Crucially, most studies have failed to carefully control the relative frequency and degree of semantic relatedness
of irregular polysemes senses. These factors were controlled in priming and eye-tracking experiments.
In Experiment 1, participants made lexical decisions to single words on the computer screen. Experimental trials
consisted of a homonymous or polysemous biased (BANK, OIL) or balanced (CALF, CROSS) prime and a target
instantiating the dominant (ROB, TRADE | GOAT, CHURCH) or subordinate (SWIM, KITCHEN | SHIN, STREET)
interpretation. We fully crossed ambiguity (homonymy vs. polysemy), dominance (dominant vs. subordinate), and
bias (biased vs. balanced). The SOA was 200ms. We found that only dominant targets of biased homonyms and
neither target of biased polysemes were primed. In contrast, both targets of balanced homonyms and polysemes
were facilitated by the respective primes. These results suggest that without context only shared semantic features
of biased irregular polysemes are initially activated whereas non-shared features are additionally activated for
balanced polysemes (hence the resemblance to balanced homonyms).
We tested this hypothesis by eye-tracking sentences containing biased and balanced homonyms and irregular
polysemes that were preceded (context-first) or followed (context-last) by a subordinate-reading context clause.
We substituted matched words to provide a baseline.
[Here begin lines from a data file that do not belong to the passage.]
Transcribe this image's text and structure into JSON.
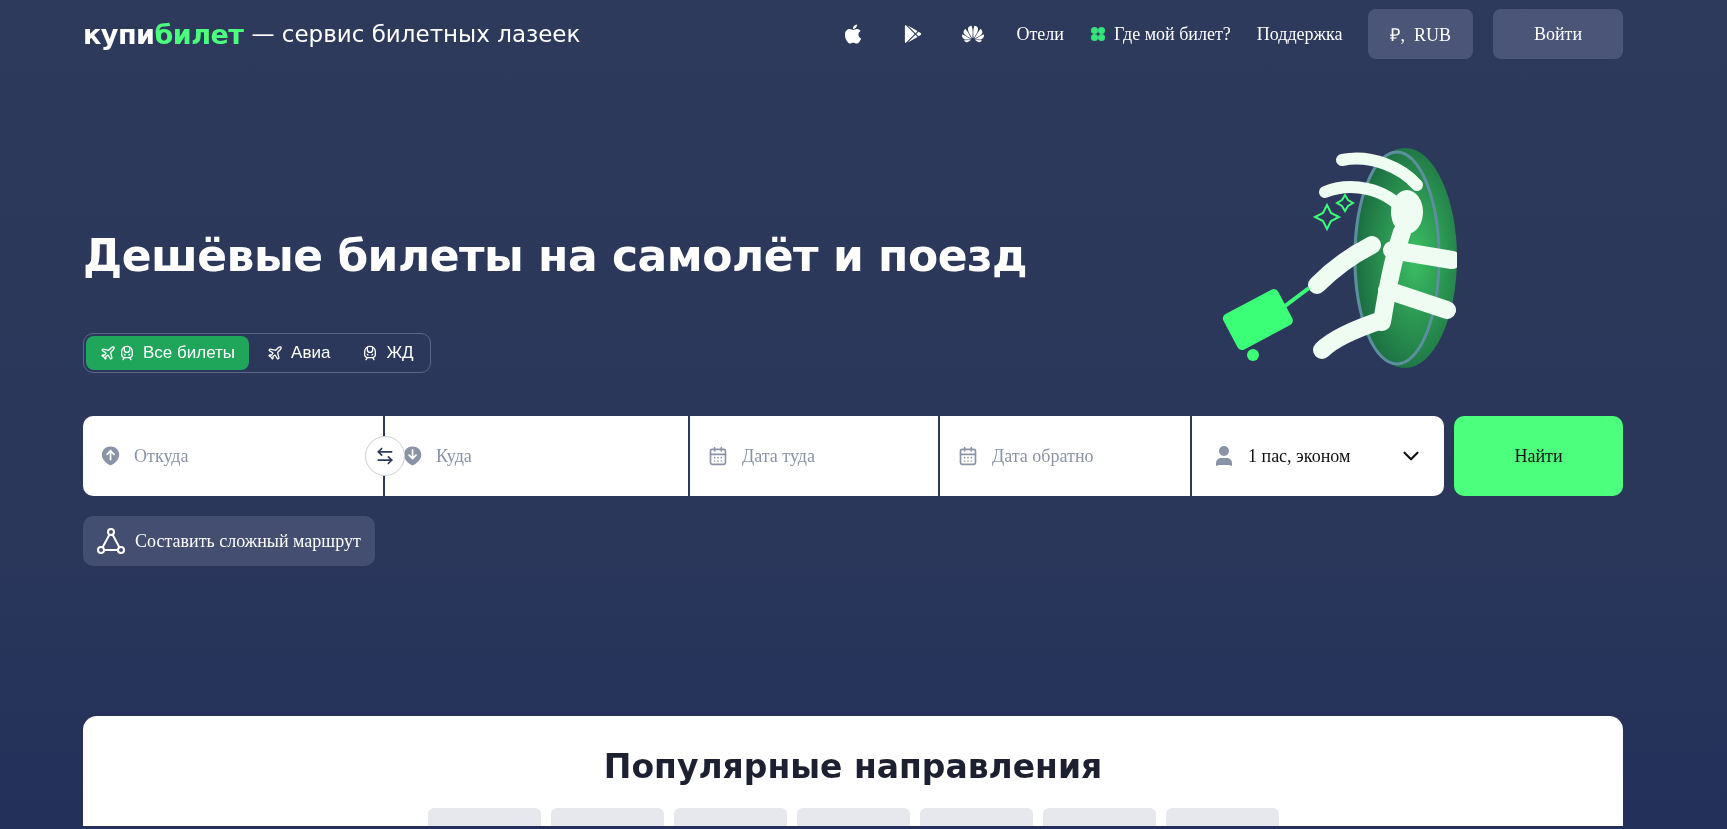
{
  "header": {
    "logo": {
      "first": "купи",
      "second": "билет"
    },
    "tagline": "— сервис билетных лазеек",
    "nav": [
      {
        "kind": "apple"
      },
      {
        "kind": "play"
      },
      {
        "kind": "huawei"
      },
      {
        "kind": "link",
        "label": "Отели"
      },
      {
        "kind": "ticket",
        "label": "Где мой билет?"
      },
      {
        "kind": "link",
        "label": "Поддержка"
      }
    ],
    "currency": {
      "symbol": "₽,",
      "code": "RUB"
    },
    "login": "Войти"
  },
  "hero": {
    "title": "Дешёвые билеты на самолёт и поезд"
  },
  "tabs": [
    {
      "kind": "all",
      "label": "Все билеты",
      "selected": true
    },
    {
      "kind": "avia",
      "label": "Авиа",
      "selected": false
    },
    {
      "kind": "rail",
      "label": "ЖД",
      "selected": false
    }
  ],
  "search": {
    "fields": [
      {
        "kind": "from",
        "placeholder": "Откуда"
      },
      {
        "kind": "to",
        "placeholder": "Куда"
      },
      {
        "kind": "date",
        "placeholder": "Дата туда"
      },
      {
        "kind": "date",
        "placeholder": "Дата обратно"
      }
    ],
    "passengers": "1 пас, эконом",
    "submit": "Найти"
  },
  "complex_route": "Составить сложный маршрут",
  "popular": {
    "title": "Популярные направления"
  }
}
In the absence of prior context for balanced items, first
fixations and total reading times were longer on homonyms but not polysemes. This indicates meaning
competition between a homonym’s but not a polyseme’s readings of equal frequency. The following
(disambiguating) context word had longer first fixations, gaze durations, and total times for polysemes but not
homonyms. The slow-down suggests that both senses of the polyseme were activated whereas only one of the
homonym’s meanings had been retrieved in the preceding clause (which turned out to be correct 50% of the time).
For biased items in the context-first condition, the spillover of homonyms but not polysemes yielded longer first
fixations, gaze durations, and total times. Likewise in the context-last condition, the disambiguating word had
longer first fixations and total times when following a homonym but not a polyseme. This reflects competition
between context and frequency for a homonym’s but not a polyseme’s readings of unequal frequencies.
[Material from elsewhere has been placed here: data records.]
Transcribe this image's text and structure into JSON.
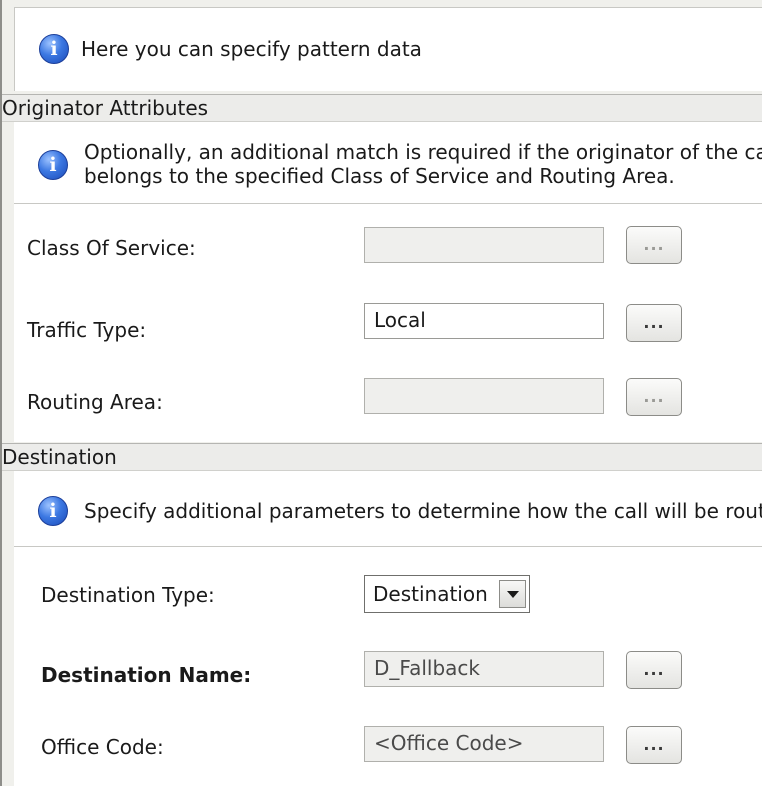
{
  "header_info": {
    "icon": "info-icon",
    "text": "Here you can specify pattern data"
  },
  "originator": {
    "section_title": "Originator Attributes",
    "info_line1": "Optionally, an additional match is required if the originator of the call",
    "info_line2": "belongs to the specified Class of Service and Routing Area.",
    "fields": {
      "class_of_service": {
        "label": "Class Of Service:",
        "value": "",
        "enabled": false,
        "button": "..."
      },
      "traffic_type": {
        "label": "Traffic Type:",
        "value": "Local",
        "enabled": true,
        "button": "..."
      },
      "routing_area": {
        "label": "Routing Area:",
        "value": "",
        "enabled": false,
        "button": "..."
      }
    }
  },
  "destination": {
    "section_title": "Destination",
    "info_text": "Specify additional parameters to determine how the call will be routed.",
    "fields": {
      "destination_type": {
        "label": "Destination Type:",
        "selected": "Destination"
      },
      "destination_name": {
        "label": "Destination Name:",
        "value": "D_Fallback",
        "button": "..."
      },
      "office_code": {
        "label": "Office Code:",
        "value": "<Office Code>",
        "button": "..."
      }
    }
  }
}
The consistent difference between homonyms and irregular polysemes suggests that (a) irregular polysemes are
stored under one lexical entry and (b) the availability of shared semantic features prevents the processor from
fully committing to either sense when no supporting context is provided. Furthermore, when one sense of a
polyseme is more frequent, only shared meaning features are activated. However, when both senses are equally
frequent, non-shared features of both readings are additionally activated at the ambiguous word’s encounter
leading to sense competition only when one interpretation has to be selected for meaning integration.
Example sentences for eye-tracking (biased):
Polyseme, Context-Before: The skilled spy of the agency remained undetected because the wire/bomb was well hidden.
Homonym, Context-Before: Saying the ring was perfect for her wedding Julia fell in love with the band/gold right away.
Polyseme, Context-After: Because the wire/bomb was well hidden the skilled spy of the agency remained undetected.
Homonym, Context-After: Julia fell in love with the band/gold right away saying the ring was perfect for the wedding.